Using a HELOC for a down payment

9 Replies

I recently opened a HELOC on my personal home in hopes to use some of that money for a down payment on a rental property. I have been looking at various properties in my area (single family) as potential investments. My question do I use my HELOC for the down payment on the property initially and then refinance the property later and pay that HELOC back off. I’ve been told that this can be done. Is this possible? What stipulations are there for this to work? I’m a new investor and any help I could get is appreciated.

Hello Matthew,

First you will draw down the required funds from HELOC and deposit in your bank account. Depending on the equity position in the property, you may be able to refinance with a local community bank or protfolio lender that does not require value seasoning, therefore refinance based on fair market value of the property and cash out original down payment funds to pay back the heloc.
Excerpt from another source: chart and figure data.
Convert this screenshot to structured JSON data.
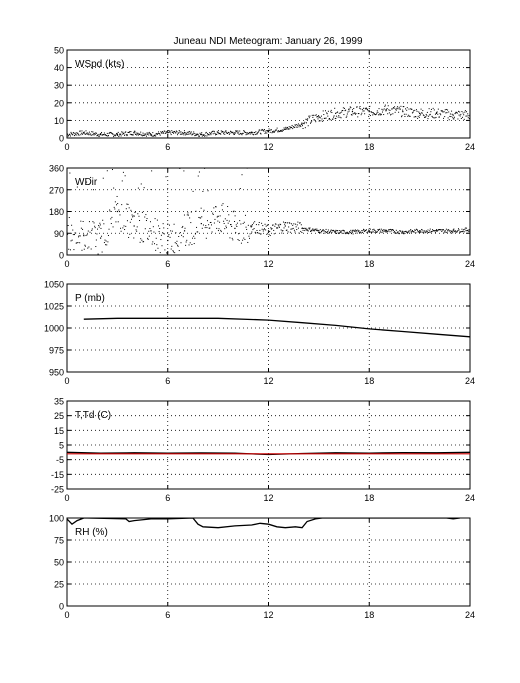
{
  "figure": {
    "title": "Juneau NDI Meteogram:    January 26, 1999"
  },
  "chart_data": [
    {
      "type": "scatter",
      "label": "WSpd (kts)",
      "ylim": [
        0,
        50
      ],
      "yticks": [
        0,
        10,
        20,
        30,
        40,
        50
      ],
      "xlim": [
        0,
        24
      ],
      "xticks": [
        0,
        6,
        12,
        18,
        24
      ],
      "grid": true,
      "series": [
        {
          "color": "#000000",
          "x": [
            0,
            1,
            2,
            3,
            4,
            5,
            6,
            7,
            8,
            9,
            10,
            11,
            12,
            13,
            14,
            15,
            16,
            17,
            18,
            19,
            20,
            21,
            22,
            23,
            24
          ],
          "y": [
            2,
            3,
            2,
            2,
            3,
            2,
            3,
            3,
            2,
            3,
            3,
            3,
            4,
            5,
            8,
            12,
            14,
            15,
            15,
            16,
            15,
            14,
            14,
            13,
            13
          ]
        }
      ]
    },
    {
      "type": "scatter",
      "label": "WDir",
      "ylim": [
        0,
        360
      ],
      "yticks": [
        0,
        90,
        180,
        270,
        360
      ],
      "xlim": [
        0,
        24
      ],
      "xticks": [
        0,
        6,
        12,
        18,
        24
      ],
      "grid": true,
      "series": [
        {
          "color": "#000000",
          "x": [
            0,
            1,
            2,
            3,
            4,
            5,
            6,
            7,
            8,
            9,
            10,
            11,
            12,
            13,
            14,
            15,
            16,
            17,
            18,
            19,
            20,
            21,
            22,
            23,
            24
          ],
          "y": [
            90,
            80,
            70,
            180,
            120,
            100,
            60,
            100,
            130,
            160,
            110,
            120,
            100,
            120,
            110,
            100,
            95,
            95,
            100,
            100,
            95,
            100,
            100,
            100,
            105
          ]
        }
      ]
    },
    {
      "type": "line",
      "label": "P (mb)",
      "ylim": [
        950,
        1050
      ],
      "yticks": [
        950,
        975,
        1000,
        1025,
        1050
      ],
      "xlim": [
        0,
        24
      ],
      "xticks": [
        0,
        6,
        12,
        18,
        24
      ],
      "grid": true,
      "series": [
        {
          "color": "#000000",
          "x": [
            1,
            3,
            6,
            9,
            12,
            14,
            16,
            18,
            20,
            22,
            24
          ],
          "y": [
            1010,
            1011,
            1011,
            1011,
            1009,
            1006,
            1003,
            999,
            996,
            993,
            990
          ]
        }
      ]
    },
    {
      "type": "line",
      "label": "T,Td (C)",
      "ylim": [
        -25,
        35
      ],
      "yticks": [
        -25,
        -15,
        -5,
        5,
        15,
        25,
        35
      ],
      "xlim": [
        0,
        24
      ],
      "xticks": [
        0,
        6,
        12,
        18,
        24
      ],
      "grid": true,
      "series": [
        {
          "color": "#000000",
          "x": [
            0,
            2,
            4,
            6,
            8,
            10,
            12,
            14,
            16,
            18,
            20,
            22,
            24
          ],
          "y": [
            0,
            -0.5,
            -0.3,
            -0.5,
            -0.4,
            -0.6,
            -1.5,
            -0.8,
            -0.3,
            -0.5,
            -0.2,
            -0.3,
            0
          ]
        },
        {
          "color": "#cc0000",
          "x": [
            0,
            2,
            4,
            6,
            8,
            10,
            12,
            14,
            16,
            18,
            20,
            22,
            24
          ],
          "y": [
            -1,
            -1,
            -1,
            -1,
            -1,
            -1,
            -1,
            -1,
            -1,
            -1,
            -1,
            -1,
            -1
          ]
        }
      ]
    },
    {
      "type": "line",
      "label": "RH (%)",
      "ylim": [
        0,
        100
      ],
      "yticks": [
        0,
        25,
        50,
        75,
        100
      ],
      "xlim": [
        0,
        24
      ],
      "xticks": [
        0,
        6,
        12,
        18,
        24
      ],
      "grid": true,
      "series": [
        {
          "color": "#000000",
          "x": [
            0,
            0.3,
            0.6,
            1,
            1.2,
            3.5,
            3.7,
            4,
            5,
            6,
            7.5,
            7.8,
            8.1,
            9,
            10,
            11,
            11.5,
            12,
            12.5,
            13,
            13.6,
            14,
            14.3,
            14.8,
            15.2,
            22.6,
            23,
            23.4
          ],
          "y": [
            99,
            93,
            97,
            100,
            100,
            99,
            96,
            97,
            99,
            99,
            100,
            93,
            90,
            89,
            91,
            92,
            94,
            93,
            90,
            89,
            90,
            89,
            96,
            99,
            100,
            100,
            99,
            100
          ]
        }
      ]
    }
  ]
}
I just used a HELOC on my primary residence to fund the purchase of a duplex.

Start searching for an investment property, but create a max budget based off of the HELOC you received. You will be required to put down at least 20% for your next purchase. If you are good with calculating renovation costs, than you can keep your margins narrow, but if you don't have that much experience, leave yourself enough left over capital in the HELOC for costs.
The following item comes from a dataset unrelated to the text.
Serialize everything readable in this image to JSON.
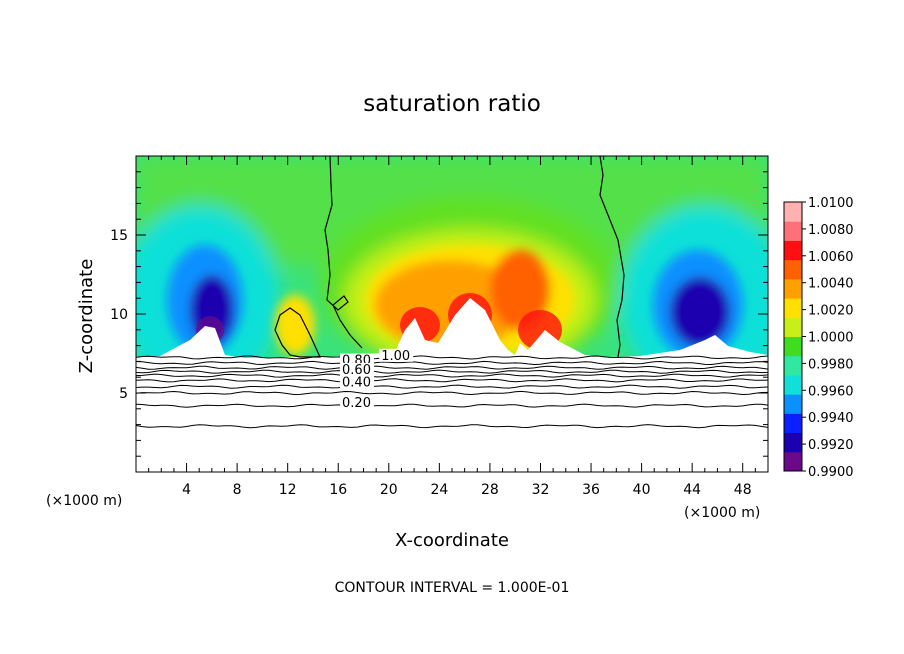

For example: If you received a HELOC for 50k than you want to keep your purchase price of an investment property around 180k. This will leave you 14k for closing costs and renovations.
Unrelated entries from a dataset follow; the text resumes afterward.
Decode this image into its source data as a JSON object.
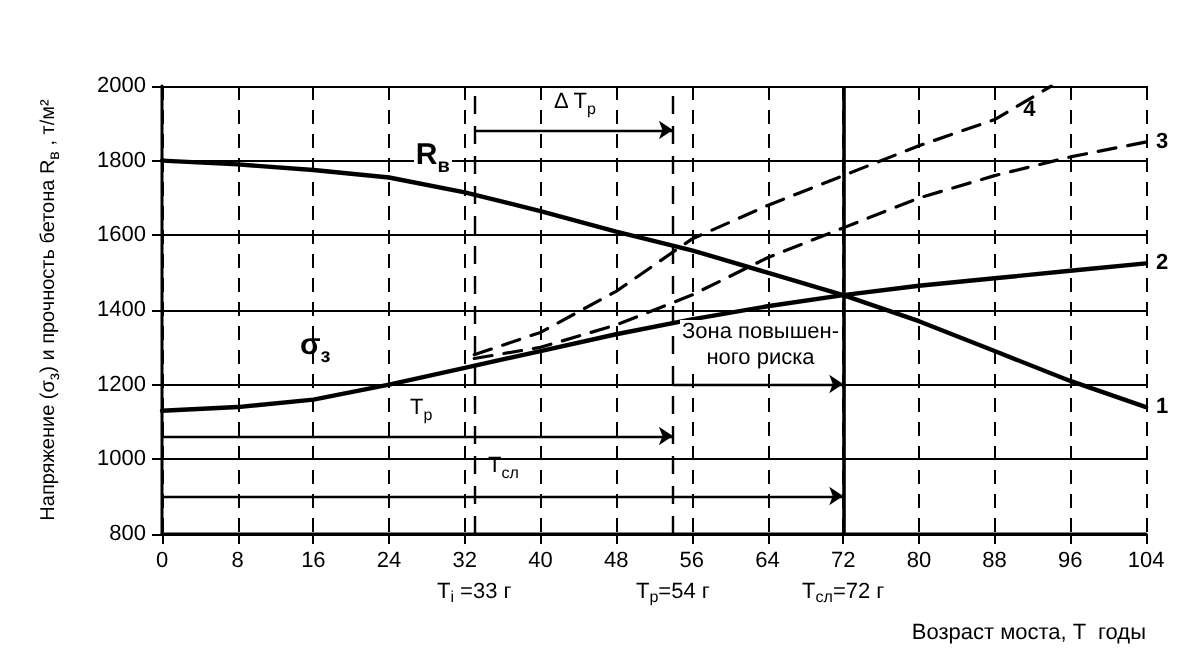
{
  "chart_data": {
    "type": "line",
    "xlabel": "Возраст моста, T  годы",
    "ylabel": "Напряжение (σ$_{з}$) и прочность бетона R$_{в}$ , т/м²",
    "xlim": [
      0,
      104
    ],
    "xticks": [
      0,
      8,
      16,
      24,
      32,
      40,
      48,
      56,
      64,
      72,
      80,
      88,
      96,
      104
    ],
    "ylim": [
      800,
      2000
    ],
    "yticks": [
      800,
      1000,
      1200,
      1400,
      1600,
      1800,
      2000
    ],
    "grid": true,
    "legend": false,
    "marker": "none",
    "series": [
      {
        "name": "1",
        "color": "#000000",
        "line_style": "solid",
        "x": [
          0,
          8,
          16,
          24,
          32,
          40,
          48,
          56,
          64,
          72,
          80,
          88,
          96,
          104
        ],
        "values": [
          1800,
          1790,
          1775,
          1755,
          1715,
          1665,
          1610,
          1560,
          1500,
          1440,
          1370,
          1290,
          1210,
          1140
        ]
      },
      {
        "name": "2",
        "color": "#000000",
        "line_style": "solid",
        "x": [
          0,
          8,
          16,
          24,
          32,
          40,
          48,
          56,
          64,
          72,
          80,
          88,
          96,
          104
        ],
        "values": [
          1130,
          1140,
          1160,
          1200,
          1245,
          1290,
          1335,
          1375,
          1410,
          1440,
          1465,
          1485,
          1505,
          1525
        ]
      },
      {
        "name": "3",
        "color": "#000000",
        "line_style": "dashed",
        "x": [
          33,
          40,
          48,
          56,
          64,
          72,
          80,
          88,
          96,
          104
        ],
        "values": [
          1270,
          1300,
          1360,
          1440,
          1540,
          1620,
          1700,
          1760,
          1810,
          1850
        ]
      },
      {
        "name": "4",
        "color": "#000000",
        "line_style": "dashed",
        "x": [
          33,
          40,
          48,
          56,
          64,
          72,
          80,
          88,
          94
        ],
        "values": [
          1280,
          1340,
          1450,
          1590,
          1680,
          1760,
          1840,
          1910,
          2000
        ]
      }
    ],
    "ref_lines": [
      {
        "axis": "x",
        "value": 33,
        "label": "T$_{i}$ =33 г",
        "line_style": "dashed"
      },
      {
        "axis": "x",
        "value": 54,
        "label": "T$_{p}$=54 г",
        "line_style": "dashed"
      },
      {
        "axis": "x",
        "value": 72,
        "label": "T$_{сл}$=72 г",
        "line_style": "solid"
      }
    ],
    "annotations": [
      {
        "text": "R$_{в}$",
        "x": 30,
        "y": 1725
      },
      "σ$_{з}$",
      "Δ T$_{p}$",
      "T$_{p}$",
      "T$_{сл}$",
      "Зона повышен-\nного риска"
    ]
  }
}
The trick would be finding a property that you can add a significant amount of sweat equity to, and buying it for less than market value. 

Hi Matthew,

You can use cashout refi on your investment property to get the difference between appraised value of the property and your existing loan balance. for this to work, your property would have had to increased in value, and few months of seasoning (usually like 6?). Once your property value appreciates, you can refi out and get cash differential. Note that when you do this, your mortgage on your investment property will now be higher. make sure your cashflow from that investment property still can cover the monthly mortgage! Hope that helps. For more info, you can refer to BRRRR Strategy

@Matthew R Mofield

There is no zero down conventional mortgage anymore. When you refin banks prefer you have >20% equity left to account for market valuation drift. I believe you need to buy insurance which can cost you $150-500 a month.